Und die 16-jährige Schülerin Polina denkt über die Streamer: „Vor zwei Jahren gab es eine Menge lustiger Witze, wie zum Beispiel, dass sie über den Tod der Mutter einer der Mitwirkenden gelacht haben. Nun, in solchen Live-Shows zeigen die Leute ihr wahres Gesicht – man sieht, was sie für Geld zu tun bereit sind“. Die Witze zum Thema Tod der Mutter betrafen den erwähnten Valentin Ganitschew. Zuschauer schickten dazu Spenden mit dem Kommentar, dass seine Mutter aus dem Jenseits schreibe. Valentin weinte darüber. Polina ist der Meinung, so etwas sei lustig.
Der User xbpm_music, der in Deutschland arbeitet, sagt, dass er in den Charakteren der Trash-Streams etwas „ursprünglich Russisches“ spüre und solche Live-Übertragungen ihm helfen, Russland nicht so sehr zu vermissen. „Es macht mir Spaß, typisch russischen Idioten zuzusehen.

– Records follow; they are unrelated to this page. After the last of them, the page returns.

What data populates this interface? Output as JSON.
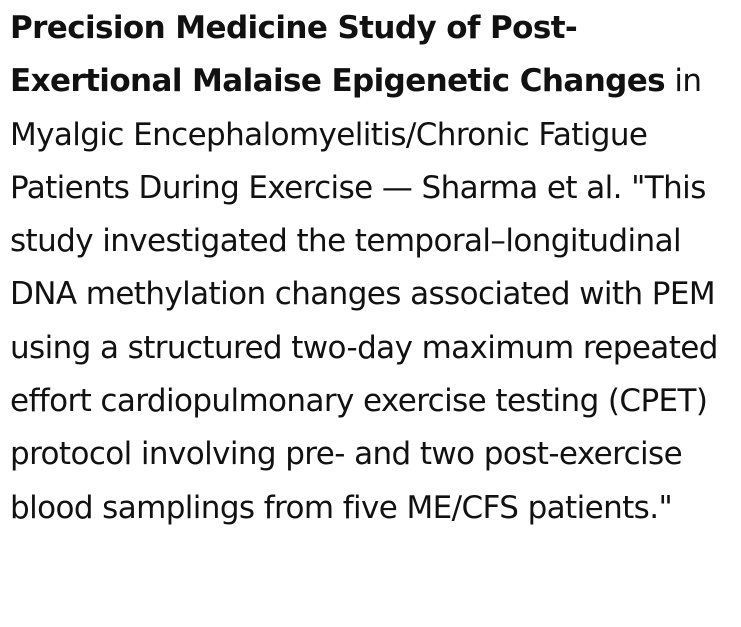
{
  "document": {
    "title": "Precision Medicine Study of Post-Exertional Malaise Epigenetic Changes",
    "title_continuation": "in Myalgic Encephalomyelitis/Chronic Fatigue Patients During Exercise",
    "separator": "—",
    "authors": "Sharma et al.",
    "quote": "\"This study investigated the temporal–longitudinal DNA methylation changes associated with PEM using a structured two-day maximum repeated effort cardiopulmonary exercise testing (CPET) protocol involving pre- and two post-exercise blood samplings from five ME/CFS patients.\""
  }
}
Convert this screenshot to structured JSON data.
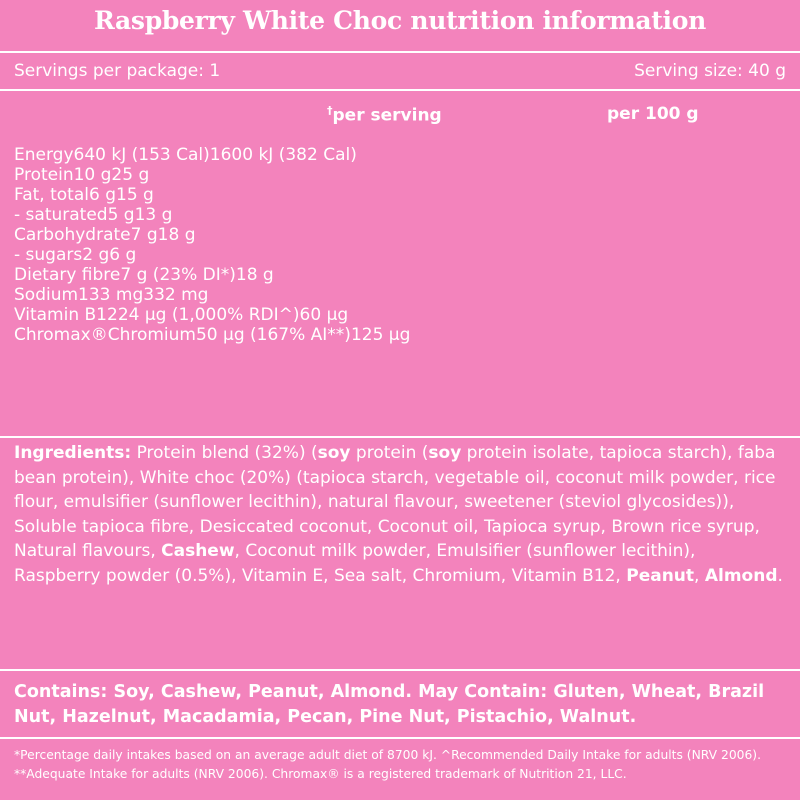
{
  "title": "Raspberry White Choc nutrition information",
  "servings": {
    "per_package": "Servings per package: 1",
    "size": "Serving size: 40 g"
  },
  "table": {
    "columns": [
      {
        "mark": "†",
        "label": "per serving"
      },
      {
        "label": "per 100 g"
      }
    ],
    "rows": [
      [
        "Energy",
        "640 kJ (153 Cal)",
        "1600 kJ (382 Cal)"
      ],
      [
        "Protein",
        "10 g",
        "25 g"
      ],
      [
        "Fat, total",
        "6 g",
        "15 g"
      ],
      [
        "- saturated",
        "5 g",
        "13 g"
      ],
      [
        "Carbohydrate",
        "7 g",
        "18 g"
      ],
      [
        "- sugars",
        "2 g",
        "6 g"
      ],
      [
        "Dietary fibre",
        "7 g (23% DI*)",
        "18 g"
      ],
      [
        "Sodium",
        "133 mg",
        "332 mg"
      ],
      [
        "Vitamin B12",
        "24 µg (1,000% RDI^)",
        "60 µg"
      ],
      [
        "Chromax®Chromium",
        "50 µg (167% AI**)",
        "125 µg"
      ]
    ]
  },
  "ingredients": [
    {
      "text": "Ingredients:",
      "bold": true
    },
    {
      "text": " Protein blend (32%) ("
    },
    {
      "text": "soy",
      "bold": true
    },
    {
      "text": " protein ("
    },
    {
      "text": "soy",
      "bold": true
    },
    {
      "text": " protein isolate, tapioca starch), faba bean protein), White choc (20%) (tapioca starch, vegetable oil, coconut milk powder, rice flour, emulsifier (sunflower lecithin), natural flavour, sweetener (steviol glycosides)), Soluble tapioca fibre, Desiccated coconut, Coconut oil, Tapioca syrup, Brown rice syrup, Natural flavours, "
    },
    {
      "text": "Cashew",
      "bold": true
    },
    {
      "text": ", Coconut milk powder, Emulsifier (sunflower lecithin), Raspberry powder (0.5%), Vitamin E, Sea salt, Chromium, Vitamin B12, "
    },
    {
      "text": "Peanut",
      "bold": true
    },
    {
      "text": ", "
    },
    {
      "text": "Almond",
      "bold": true
    },
    {
      "text": "."
    }
  ],
  "contains": "Contains: Soy, Cashew, Peanut, Almond. May Contain: Gluten, Wheat, Brazil Nut, Hazelnut, Macadamia, Pecan, Pine Nut, Pistachio, Walnut.",
  "footnote": "*Percentage daily intakes based on an average adult diet of 8700 kJ. ^Recommended Daily Intake for adults (NRV 2006). **Adequate Intake for adults (NRV 2006). Chromax® is a registered trademark of Nutrition 21, LLC."
}
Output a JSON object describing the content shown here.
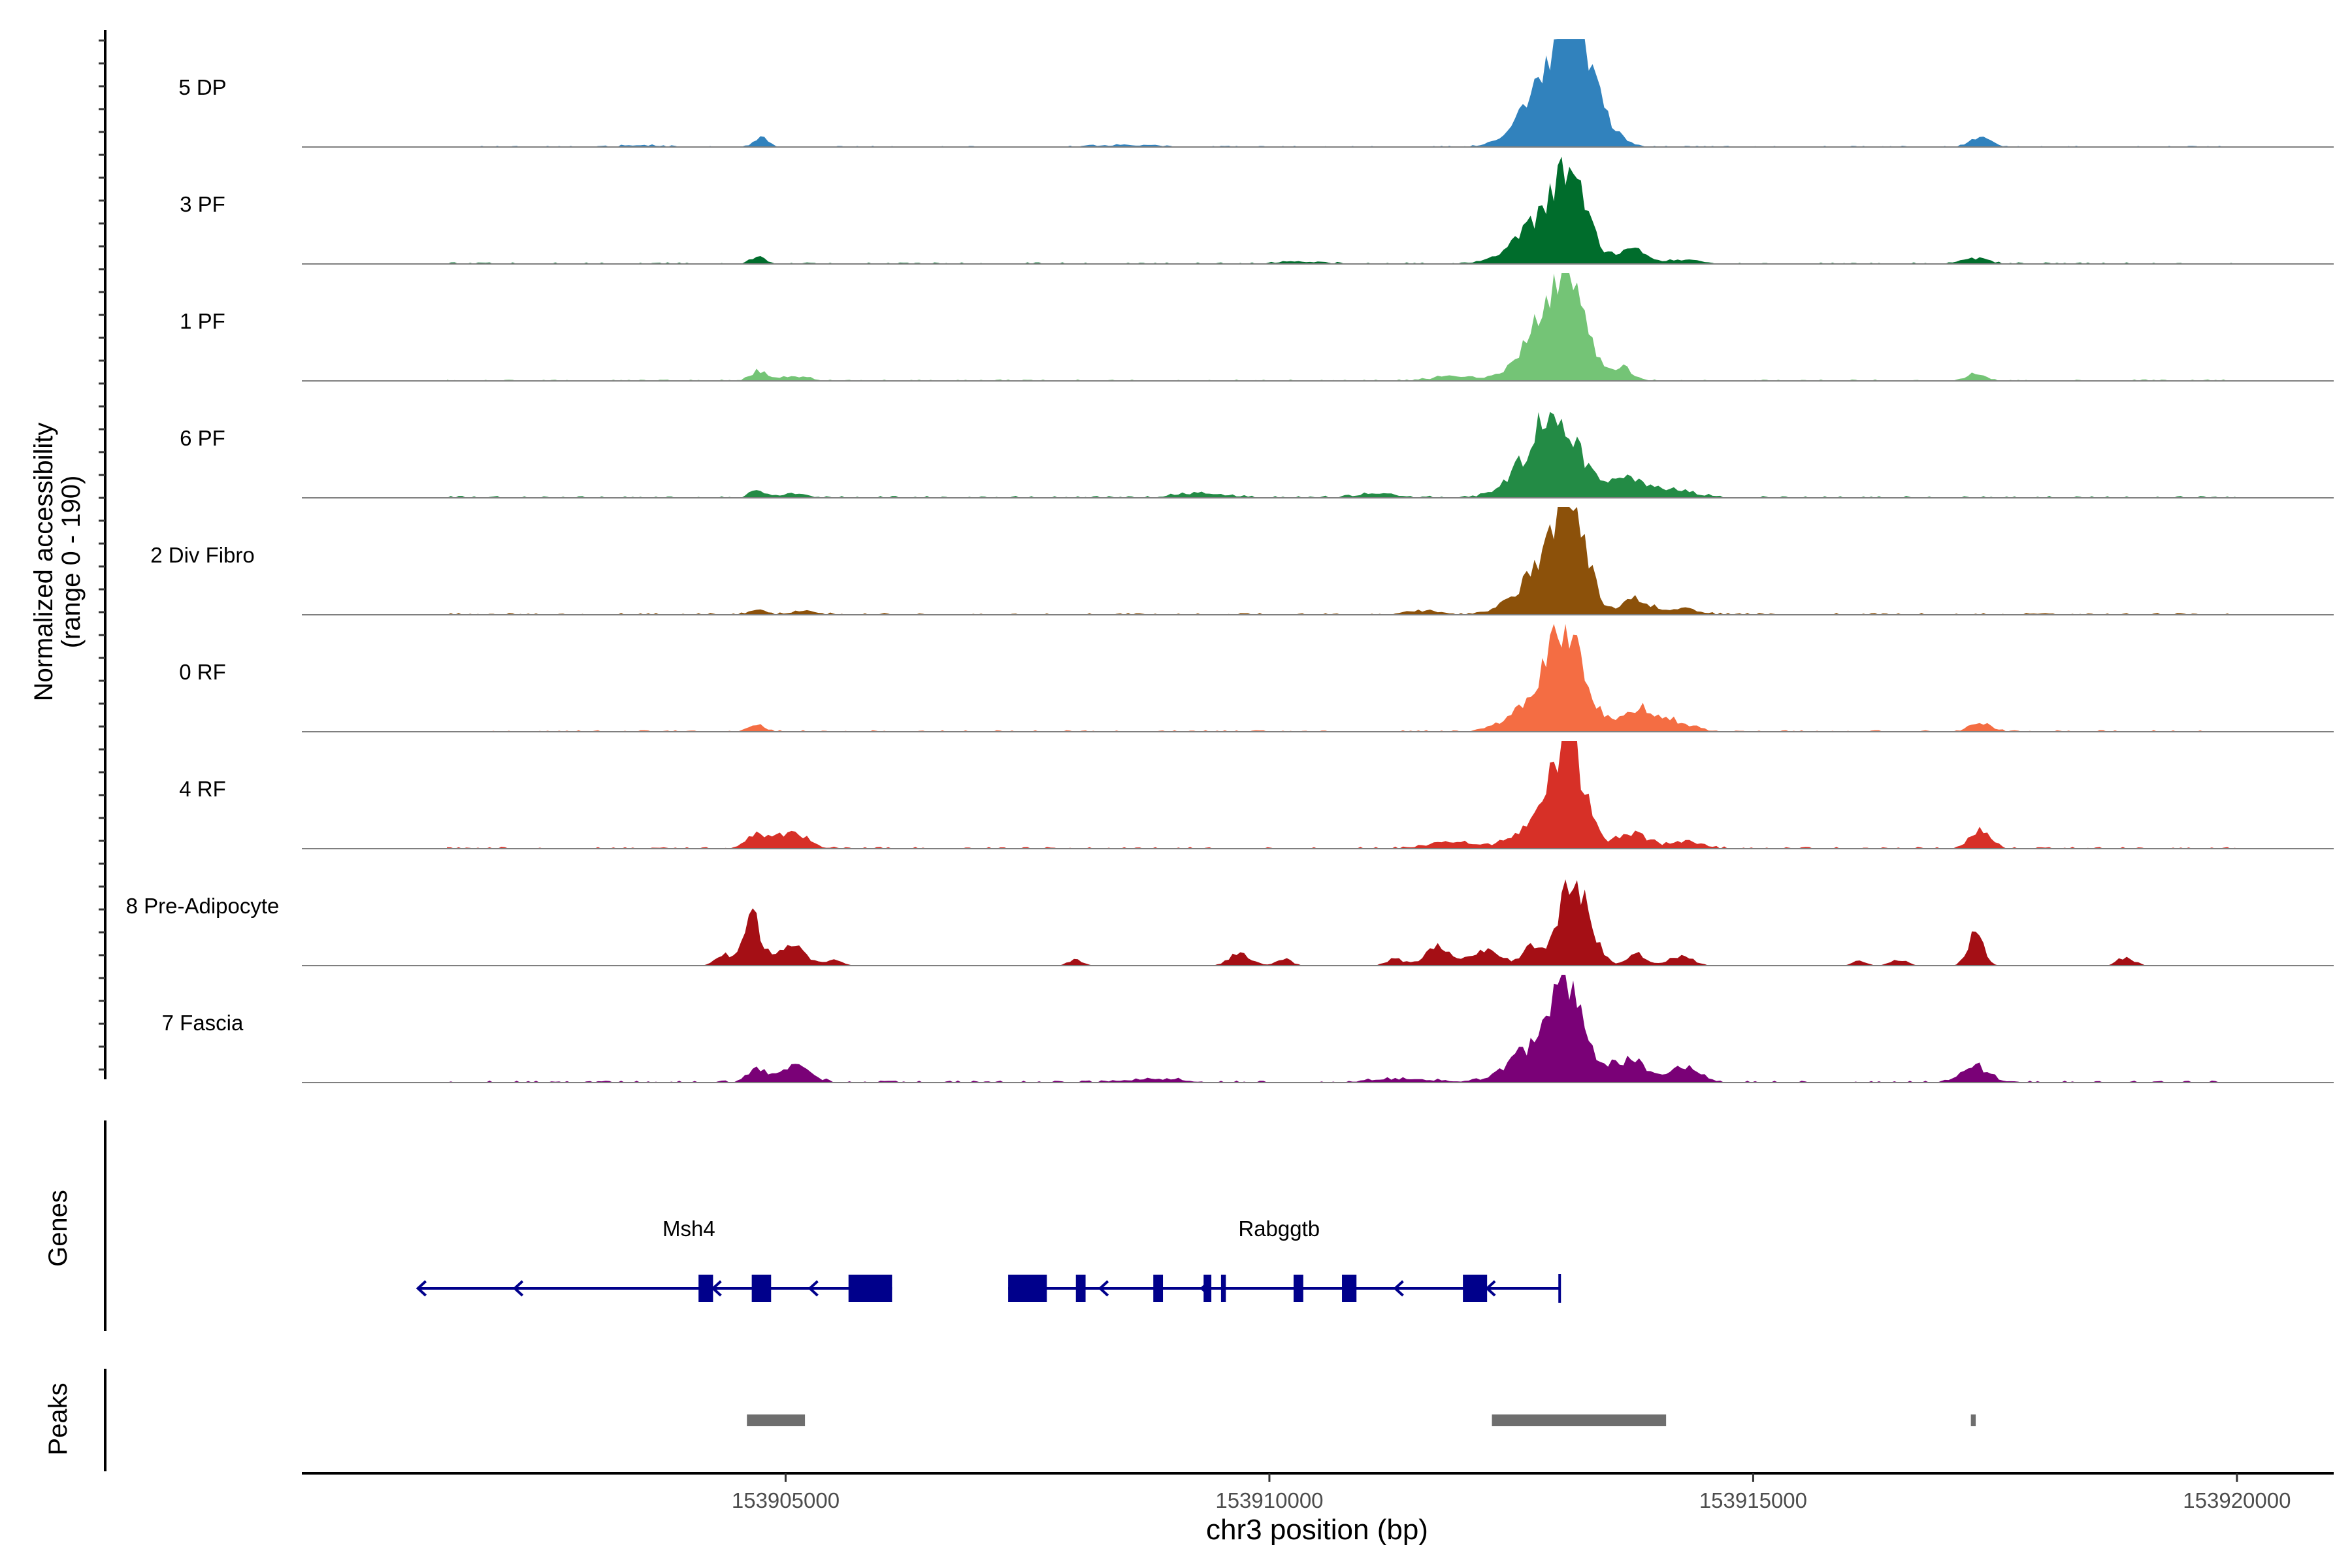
{
  "chart_data": {
    "type": "area",
    "title": "",
    "ylabel_line1": "Normalized accessibility",
    "ylabel_line2": "(range 0 - 190)",
    "xlabel": "chr3 position (bp)",
    "xlim": [
      153900000,
      153921000
    ],
    "ylim": [
      0,
      190
    ],
    "xticks": [
      {
        "value": 153905000,
        "label": "153905000"
      },
      {
        "value": 153910000,
        "label": "153910000"
      },
      {
        "value": 153915000,
        "label": "153915000"
      },
      {
        "value": 153920000,
        "label": "153920000"
      }
    ],
    "series": [
      {
        "name": "5 DP",
        "color": "#3182bd",
        "noise": 2.2,
        "peaks": [
          [
            153913150,
            190,
            180
          ],
          [
            153912820,
            90,
            250
          ],
          [
            153913500,
            22,
            150
          ],
          [
            153904750,
            18,
            70
          ],
          [
            153917350,
            16,
            110
          ],
          [
            153903500,
            3,
            200
          ],
          [
            153908500,
            3,
            300
          ]
        ]
      },
      {
        "name": "3 PF",
        "color": "#006d2c",
        "noise": 2.8,
        "peaks": [
          [
            153913100,
            135,
            190
          ],
          [
            153912750,
            55,
            260
          ],
          [
            153913750,
            25,
            140
          ],
          [
            153914300,
            8,
            160
          ],
          [
            153904720,
            12,
            80
          ],
          [
            153917300,
            10,
            130
          ],
          [
            153910300,
            4,
            240
          ]
        ]
      },
      {
        "name": "1 PF",
        "color": "#74c476",
        "noise": 2.6,
        "peaks": [
          [
            153913080,
            170,
            180
          ],
          [
            153912800,
            70,
            240
          ],
          [
            153913650,
            22,
            110
          ],
          [
            153904720,
            18,
            80
          ],
          [
            153905100,
            8,
            140
          ],
          [
            153917300,
            12,
            90
          ],
          [
            153911900,
            8,
            200
          ]
        ]
      },
      {
        "name": "6 PF",
        "color": "#238b45",
        "noise": 3.4,
        "peaks": [
          [
            153913000,
            115,
            220
          ],
          [
            153912750,
            50,
            260
          ],
          [
            153913700,
            35,
            180
          ],
          [
            153914200,
            14,
            200
          ],
          [
            153904700,
            12,
            80
          ],
          [
            153905100,
            8,
            120
          ],
          [
            153909300,
            8,
            250
          ],
          [
            153911100,
            6,
            250
          ]
        ]
      },
      {
        "name": "2 Div Fibro",
        "color": "#8c510a",
        "noise": 3.2,
        "peaks": [
          [
            153913100,
            185,
            170
          ],
          [
            153912750,
            60,
            230
          ],
          [
            153913800,
            28,
            140
          ],
          [
            153914300,
            10,
            150
          ],
          [
            153904700,
            8,
            80
          ],
          [
            153905200,
            6,
            130
          ],
          [
            153911600,
            6,
            200
          ]
        ]
      },
      {
        "name": "0 RF",
        "color": "#f46d43",
        "noise": 2.8,
        "peaks": [
          [
            153913080,
            140,
            190
          ],
          [
            153912800,
            60,
            260
          ],
          [
            153913800,
            40,
            180
          ],
          [
            153914200,
            16,
            180
          ],
          [
            153904700,
            10,
            90
          ],
          [
            153917350,
            15,
            110
          ]
        ]
      },
      {
        "name": "4 RF",
        "color": "#d73027",
        "noise": 3.2,
        "peaks": [
          [
            153913100,
            160,
            160
          ],
          [
            153912850,
            55,
            240
          ],
          [
            153913750,
            28,
            150
          ],
          [
            153914300,
            12,
            180
          ],
          [
            153904700,
            22,
            110
          ],
          [
            153905050,
            28,
            160
          ],
          [
            153917350,
            35,
            100
          ],
          [
            153911900,
            12,
            250
          ]
        ]
      },
      {
        "name": "8 Pre-Adipocyte",
        "color": "#a50f15",
        "noise": 0,
        "peaks": [
          [
            153904650,
            85,
            90
          ],
          [
            153904350,
            20,
            80
          ],
          [
            153905050,
            35,
            150
          ],
          [
            153905500,
            10,
            80
          ],
          [
            153908000,
            10,
            80
          ],
          [
            153909700,
            22,
            110
          ],
          [
            153910150,
            12,
            80
          ],
          [
            153911300,
            12,
            90
          ],
          [
            153911750,
            35,
            130
          ],
          [
            153912250,
            25,
            160
          ],
          [
            153912700,
            30,
            90
          ],
          [
            153913150,
            145,
            160
          ],
          [
            153913800,
            22,
            90
          ],
          [
            153914250,
            18,
            120
          ],
          [
            153916100,
            8,
            70
          ],
          [
            153916500,
            10,
            90
          ],
          [
            153917300,
            55,
            80
          ],
          [
            153918850,
            14,
            90
          ]
        ]
      },
      {
        "name": "7 Fascia",
        "color": "#7a0177",
        "noise": 3.6,
        "peaks": [
          [
            153913100,
            165,
            160
          ],
          [
            153912750,
            60,
            260
          ],
          [
            153913700,
            40,
            200
          ],
          [
            153914300,
            30,
            140
          ],
          [
            153904700,
            22,
            100
          ],
          [
            153905100,
            30,
            150
          ],
          [
            153917300,
            28,
            140
          ],
          [
            153908800,
            6,
            300
          ],
          [
            153911400,
            7,
            300
          ]
        ]
      }
    ]
  },
  "genes_panel": {
    "ylabel": "Genes",
    "genes": [
      {
        "name": "Msh4",
        "strand": "-",
        "start": 153901200,
        "end": 153906100,
        "label_pos": 153904000,
        "exons": [
          [
            153904100,
            153904250
          ],
          [
            153904650,
            153904850
          ],
          [
            153905650,
            153906100
          ]
        ],
        "arrows": [
          153901200,
          153902200,
          153904250,
          153905250
        ]
      },
      {
        "name": "Rabggtb",
        "strand": "-",
        "start": 153907300,
        "end": 153913000,
        "label_pos": 153910100,
        "exons": [
          [
            153907300,
            153907700
          ],
          [
            153908000,
            153908100
          ],
          [
            153908800,
            153908900
          ],
          [
            153909320,
            153909400
          ],
          [
            153909500,
            153909550
          ],
          [
            153910250,
            153910350
          ],
          [
            153910750,
            153910900
          ],
          [
            153912000,
            153912250
          ]
        ],
        "arrows": [
          153908250,
          153909300,
          153911300,
          153912250
        ]
      }
    ]
  },
  "peaks_panel": {
    "ylabel": "Peaks",
    "peaks": [
      [
        153904600,
        153905200
      ],
      [
        153912300,
        153914100
      ],
      [
        153917250,
        153917300
      ]
    ]
  }
}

Und dann denke ich manchmal dabei: ,Verdammt, ich muss dringend etwas Gutes tun, sonst werde ich wie sie‘. Ist das nicht eine gute Motivation?“
Das Beobachten von Gewalt und die Freude an der Anwendung von Gewalt sind laut der praktizierenden Psychologin Aljona Al-As gleichermaßen psychische Abweichungen. Ihrer Meinung nach befriedigen auf diese Weise Streamer bei sich und ihrem Publikum das Bedürfnis nach Gewalt .
„Das Publikum ist der Typ Couchboxer – jemand, der seine Frau verletzen will, aber weiß, dass sie die Polizei rufen würde. Außerdem sitzen auf der anderen Seite des Bildschirms oft Menschen, die im echten Leben geschlagen und gedemütigt wurden. Die Erkenntnis Ich bin nicht der Einzige, der gemobbt wurde hilft vielen Menschen, sich aus den Tiefen des Grolls, des Schmutzes und der kaputten Seele empor zu klimmen“, erklärt die Psychologin.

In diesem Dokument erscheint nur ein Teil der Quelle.